RON BROWNSTEIN: I would not be surprised - as I said before -- to see the substance of the positions of the internationalist and the Republican Party become a point of debate before it is over if there is anything but a triumphant outcome. I think there is a lot of conservative antipathy toward this whole action - a lot of resistance to it, sort of a resurgence of America thinking in which there's an argument that we need to build up our military and simultaneously use it less. And I think that there are a lot of people in the Republican Party itching for that argument against George W. Bush, Elizabeth Dole, and John McCain.

 
  Foreign policy in a post-Cold War world.
  MARGARET WARNER: But it's been a truism since the end of the Cold War and the 1992 election-- with the Cold War over, foreign policy is not a voting issue.

DAN BALZ: I think that's right. In most elections, it has not been. And it's only when we are in a difficult foreign policy environment, when it becomes an issue, Vietnam being the most obvious example of that.
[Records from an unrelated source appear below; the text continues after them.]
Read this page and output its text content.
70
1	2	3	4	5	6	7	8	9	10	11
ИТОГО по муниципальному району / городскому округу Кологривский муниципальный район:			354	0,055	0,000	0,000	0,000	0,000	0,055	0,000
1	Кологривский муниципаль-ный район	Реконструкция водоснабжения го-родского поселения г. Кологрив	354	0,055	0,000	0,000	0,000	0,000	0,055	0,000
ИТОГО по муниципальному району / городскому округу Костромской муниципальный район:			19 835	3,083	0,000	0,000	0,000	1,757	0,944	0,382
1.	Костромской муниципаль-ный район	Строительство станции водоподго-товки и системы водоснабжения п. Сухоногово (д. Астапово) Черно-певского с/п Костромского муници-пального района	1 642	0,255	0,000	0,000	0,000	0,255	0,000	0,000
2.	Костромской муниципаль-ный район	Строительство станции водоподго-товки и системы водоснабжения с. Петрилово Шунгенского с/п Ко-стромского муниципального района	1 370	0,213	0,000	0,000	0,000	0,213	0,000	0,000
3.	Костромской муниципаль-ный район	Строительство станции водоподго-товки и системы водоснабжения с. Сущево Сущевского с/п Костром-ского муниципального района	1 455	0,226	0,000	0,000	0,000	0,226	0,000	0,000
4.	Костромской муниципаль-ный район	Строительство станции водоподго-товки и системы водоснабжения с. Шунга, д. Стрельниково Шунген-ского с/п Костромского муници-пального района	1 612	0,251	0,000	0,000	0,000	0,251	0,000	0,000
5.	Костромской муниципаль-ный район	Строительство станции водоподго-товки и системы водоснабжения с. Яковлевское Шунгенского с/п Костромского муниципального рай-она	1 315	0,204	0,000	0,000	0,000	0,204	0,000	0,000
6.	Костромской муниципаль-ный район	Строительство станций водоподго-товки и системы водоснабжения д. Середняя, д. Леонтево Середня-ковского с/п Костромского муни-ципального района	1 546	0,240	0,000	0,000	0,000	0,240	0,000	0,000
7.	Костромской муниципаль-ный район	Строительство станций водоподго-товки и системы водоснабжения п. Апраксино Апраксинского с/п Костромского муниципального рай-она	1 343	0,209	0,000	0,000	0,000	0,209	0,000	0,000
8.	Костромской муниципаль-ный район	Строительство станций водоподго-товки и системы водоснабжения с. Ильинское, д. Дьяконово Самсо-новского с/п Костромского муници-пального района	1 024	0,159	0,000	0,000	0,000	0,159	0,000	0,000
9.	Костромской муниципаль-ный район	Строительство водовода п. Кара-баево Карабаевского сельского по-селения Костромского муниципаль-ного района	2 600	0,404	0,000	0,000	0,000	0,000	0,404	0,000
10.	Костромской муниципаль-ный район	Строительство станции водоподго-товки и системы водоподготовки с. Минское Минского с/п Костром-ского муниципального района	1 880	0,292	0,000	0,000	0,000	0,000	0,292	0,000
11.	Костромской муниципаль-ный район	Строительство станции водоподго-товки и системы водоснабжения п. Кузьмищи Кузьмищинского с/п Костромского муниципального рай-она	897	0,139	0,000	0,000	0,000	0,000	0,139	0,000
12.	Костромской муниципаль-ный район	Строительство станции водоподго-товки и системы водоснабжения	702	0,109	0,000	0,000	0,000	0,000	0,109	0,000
If we are in that kind of situation, obviously, it becomes significant.

RON BROWNSTEIN: And, certainly, Al Gore very much wants this to be over, wants people's attention to turn back toward the good news and the economy, crime, welfare, some of the social trends, and push back that sense of general satisfaction with the direction of the country, which ultimately is the most important factor in his ability to get elected President.

MARGARET WARNER: All right. Well, thanks, Ron and Dan.